June 7th, 2010

The Girl With The Dragon Tattoo

Yes, I know all you cool kids read this book a couple years ago, but I just heard about it when the International Herald Tribune did a review of the third book in the trilogy last week and since the English language bookshop in town doesn't really understand English books enough to recommend books to anyone it was the first I'd heard of it.

Anyway, like whoa, is this book amazing. If, like me, you are just hearing about it now, do yourself a favor and go out and buy it. I did all 600 plus pages in two days because it's just impossible to put down.

The main "trick" of The Girl With The Dragon Tattoo is that is easily demonstrates what's wrong with the Scarpetta/Karen Slaughter/Kathy Reichs/Dan Brown fiction that dominates the genre today:

You need to keep it simple.

The current trend is to make the central puzzle really complicated. The Girl With The Dragon Tattoo throws that out the window. The central puzzle is an old fashioned Agatha Christie locked room mystery.

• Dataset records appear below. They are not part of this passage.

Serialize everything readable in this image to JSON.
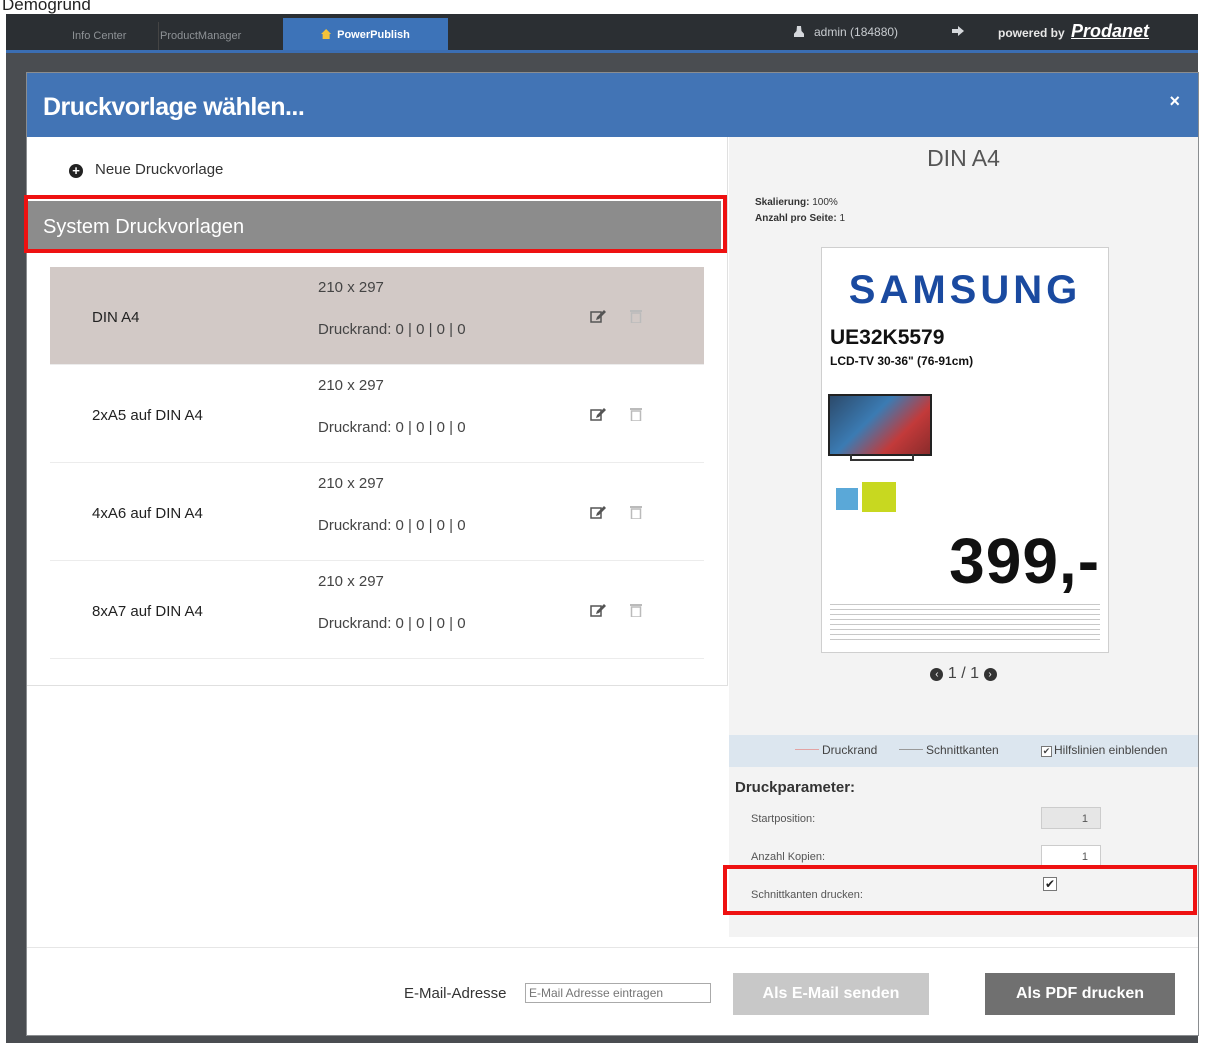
{
  "top_label": "Demogrund",
  "app_bar": {
    "tabs": [
      "Info Center",
      "ProductManager",
      "PowerPublish"
    ],
    "user": "admin (184880)",
    "powered_by": "powered by",
    "brand": "Prodanet"
  },
  "modal": {
    "title": "Druckvorlage wählen...",
    "close": "×",
    "new_template": "Neue Druckvorlage",
    "system_header": "System Druckvorlagen",
    "templates": [
      {
        "name": "DIN A4",
        "size": "210 x 297",
        "margin": "Druckrand: 0 | 0 | 0 | 0"
      },
      {
        "name": "2xA5 auf DIN A4",
        "size": "210 x 297",
        "margin": "Druckrand: 0 | 0 | 0 | 0"
      },
      {
        "name": "4xA6 auf DIN A4",
        "size": "210 x 297",
        "margin": "Druckrand: 0 | 0 | 0 | 0"
      },
      {
        "name": "8xA7 auf DIN A4",
        "size": "210 x 297",
        "margin": "Druckrand: 0 | 0 | 0 | 0"
      }
    ],
    "preview": {
      "title": "DIN A4",
      "scale_label": "Skalierung:",
      "scale_value": "100%",
      "per_page_label": "Anzahl pro Seite:",
      "per_page_value": "1",
      "card": {
        "brand": "SAMSUNG",
        "model": "UE32K5579",
        "subtitle": "LCD-TV 30-36\" (76-91cm)",
        "price": "399,-"
      },
      "pager": "1 / 1"
    },
    "legend": {
      "margin": "Druckrand",
      "cut": "Schnittkanten",
      "guides": "Hilfslinien einblenden"
    },
    "params": {
      "title": "Druckparameter:",
      "start_label": "Startposition:",
      "start_value": "1",
      "copies_label": "Anzahl Kopien:",
      "copies_value": "1",
      "cut_label": "Schnittkanten drucken:"
    },
    "footer": {
      "email_label": "E-Mail-Adresse",
      "email_placeholder": "E-Mail Adresse eintragen",
      "send_button": "Als E-Mail senden",
      "pdf_button": "Als PDF drucken"
    }
  }
}
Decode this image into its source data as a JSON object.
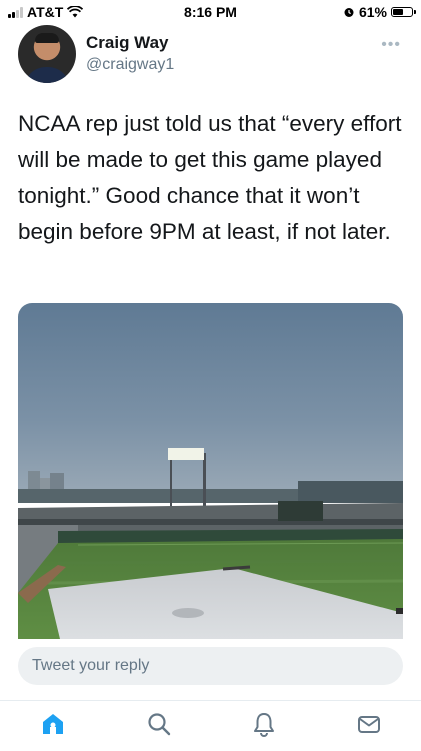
{
  "status_bar": {
    "carrier": "AT&T",
    "time": "8:16 PM",
    "battery_percent": "61%",
    "battery_level": 0.61,
    "icons": [
      "signal-icon",
      "wifi-icon",
      "alarm-icon",
      "battery-icon"
    ]
  },
  "tweet": {
    "display_name": "Craig Way",
    "handle": "@craigway1",
    "text": "NCAA rep just told us that “every effort will be made to get this game played tonight.”  Good chance that it won’t begin before 9PM at least, if not later.",
    "more_icon": "more-dots-icon"
  },
  "reply": {
    "placeholder": "Tweet your reply"
  },
  "tab_bar": {
    "tabs": [
      "home-icon",
      "search-icon",
      "notifications-icon",
      "messages-icon"
    ],
    "active_color": "#1da1f2",
    "inactive_color": "#657786"
  },
  "colors": {
    "accent": "#1da1f2",
    "secondary_text": "#657786"
  }
}
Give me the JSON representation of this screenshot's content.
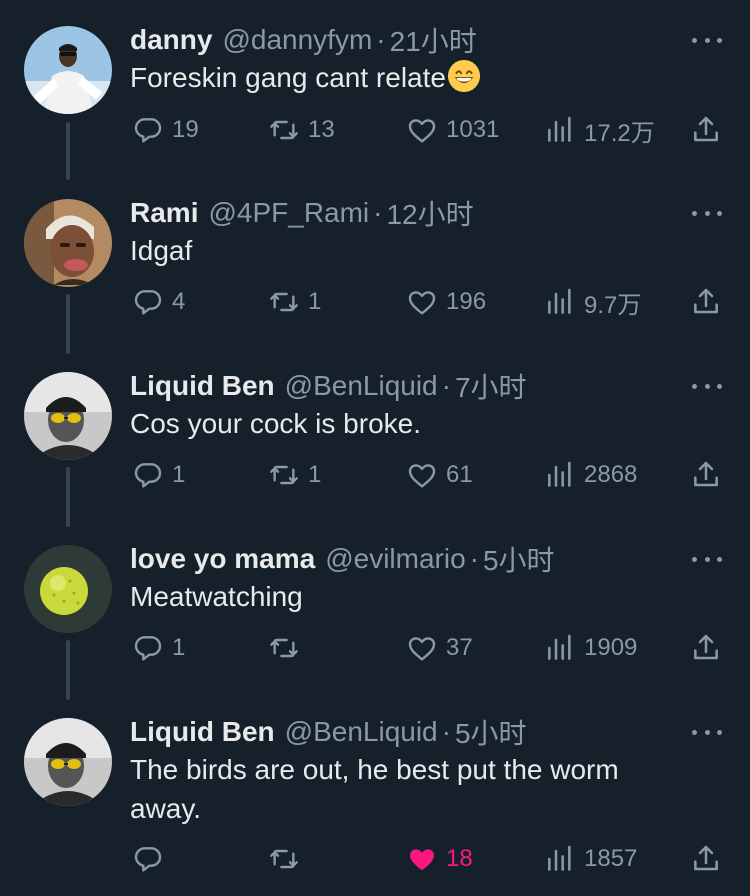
{
  "tweets": [
    {
      "name": "danny",
      "handle": "@dannyfym",
      "separator": "·",
      "time": "21小时",
      "text": "Foreskin gang cant relate",
      "emoji": "grinning-face-with-smiling-eyes",
      "replies": "19",
      "retweets": "13",
      "likes": "1031",
      "views": "17.2万",
      "liked": false
    },
    {
      "name": "Rami",
      "handle": "@4PF_Rami",
      "separator": "·",
      "time": "12小时",
      "text": "Idgaf",
      "replies": "4",
      "retweets": "1",
      "likes": "196",
      "views": "9.7万",
      "liked": false
    },
    {
      "name": "Liquid Ben",
      "handle": "@BenLiquid",
      "separator": "·",
      "time": "7小时",
      "text": "Cos your cock is broke.",
      "replies": "1",
      "retweets": "1",
      "likes": "61",
      "views": "2868",
      "liked": false
    },
    {
      "name": "love yo mama",
      "handle": "@evilmario",
      "separator": "·",
      "time": "5小时",
      "text": "Meatwatching",
      "replies": "1",
      "retweets": "",
      "likes": "37",
      "views": "1909",
      "liked": false
    },
    {
      "name": "Liquid Ben",
      "handle": "@BenLiquid",
      "separator": "·",
      "time": "5小时",
      "text": "The birds are out, he best put the worm away.",
      "replies": "",
      "retweets": "",
      "likes": "18",
      "views": "1857",
      "liked": true
    }
  ],
  "colors": {
    "background": "#15202b",
    "text_primary": "#e7e9ea",
    "text_secondary": "#8b98a5",
    "thread_line": "#38444d",
    "like_active": "#f91880"
  },
  "icons": [
    "reply-icon",
    "retweet-icon",
    "like-icon",
    "views-icon",
    "share-icon",
    "more-icon"
  ]
}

During a 12 hour period when it's impossible to leave a small island a 16 year old girl disappears. What could possibly have happened to her?

Because the question is so basic it frees the writer to explore the characters and string out the clues step by step in a rational order. And, as one character remarks early on "when you figure it out it will probably be something obvious."

As it goes on you start to realize how empty all of Dan Brown's riddles and games are and how empty many of the popular crime heroes have become.

The other good thing is that the two main "detectives" are flawed, realistic human beings. They aren't like Lucy Scarpetta who is a fucking ninja superhero. They have reasonable skills, make mistakes and figure things out the way a normal person would - which makes it much easier to identify with them.

Finally, there is the world they inhabit. It's dark and cold and treacherous with a constant sense of doom around the corner.

All in all a masterpiece - and I just hope the next two books keep it up and don't fall apart at the seams.